Law makers looking to crack down on looting

This is an archived article and the information in the article may be outdated. Please look at the time stamp on the story to see when it was last updated.

Unfortunately we have learned once a natural disaster hits, looters tend to move in and immediately pick through whatever they can get their hands on.

Now law makers are looking to crack down on looters.
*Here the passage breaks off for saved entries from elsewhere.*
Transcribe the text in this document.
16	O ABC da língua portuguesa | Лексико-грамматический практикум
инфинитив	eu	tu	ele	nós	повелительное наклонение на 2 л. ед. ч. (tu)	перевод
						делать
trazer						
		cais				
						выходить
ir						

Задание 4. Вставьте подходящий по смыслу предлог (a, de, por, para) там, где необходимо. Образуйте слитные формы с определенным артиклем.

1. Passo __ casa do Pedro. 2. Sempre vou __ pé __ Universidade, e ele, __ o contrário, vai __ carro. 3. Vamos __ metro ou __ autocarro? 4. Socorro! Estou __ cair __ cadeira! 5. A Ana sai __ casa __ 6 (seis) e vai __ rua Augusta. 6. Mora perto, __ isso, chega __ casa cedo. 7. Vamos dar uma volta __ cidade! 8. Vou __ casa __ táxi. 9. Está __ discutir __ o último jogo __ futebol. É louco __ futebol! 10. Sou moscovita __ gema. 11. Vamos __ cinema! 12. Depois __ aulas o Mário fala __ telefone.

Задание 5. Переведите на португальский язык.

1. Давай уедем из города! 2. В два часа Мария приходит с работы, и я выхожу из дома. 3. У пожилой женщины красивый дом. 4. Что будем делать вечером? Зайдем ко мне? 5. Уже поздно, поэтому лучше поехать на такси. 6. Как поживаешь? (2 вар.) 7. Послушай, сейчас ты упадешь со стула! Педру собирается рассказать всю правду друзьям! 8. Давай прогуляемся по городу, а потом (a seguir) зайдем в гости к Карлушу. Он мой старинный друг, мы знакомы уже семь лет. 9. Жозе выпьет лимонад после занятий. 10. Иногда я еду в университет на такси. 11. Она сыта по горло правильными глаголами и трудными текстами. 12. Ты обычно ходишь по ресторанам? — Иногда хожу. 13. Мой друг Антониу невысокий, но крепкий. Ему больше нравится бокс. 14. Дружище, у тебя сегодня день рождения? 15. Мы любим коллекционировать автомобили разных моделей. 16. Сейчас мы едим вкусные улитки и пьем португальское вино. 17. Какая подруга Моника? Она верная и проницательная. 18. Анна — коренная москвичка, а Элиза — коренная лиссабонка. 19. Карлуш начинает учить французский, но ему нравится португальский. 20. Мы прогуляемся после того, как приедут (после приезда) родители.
"We will shoot you on site and that's what I would say to a looter coming on to our property," said Darcy Edwards.

Darcy Edwards doesn't mince words for looters.

They took things from their home after the May tornado.

Cleveland County District Attorney Greg Mashburn said his office has filed up to 15 cases involving looting from the tornado disaster area in Moore alone.

Under current law it's very hard to prosecute looters.

"The problem we were having before was having to identify the property back to a victim.  So we couldn't charge a felony before because we would have to locate the victim." said Mashburn.

Now Representative Mark McBride (R-Moore) has filed legislation.

Senate Bill 2071 would make it a felony to steal from areas hit hard by storms.

That includes those who say they thought they were just taking junk from garbage piles.

"Whatever is on that piece of property is theirs unless they give someone permission to go in and take it out." said Mashburn.

Mashburn says he's behind it because offenders shouldn't slip through the cracks.

"I think it's certainly a deterrent," said Mashburn. "This gives a little more consequence for somebody that's going to take advantage of people who have already been victimized."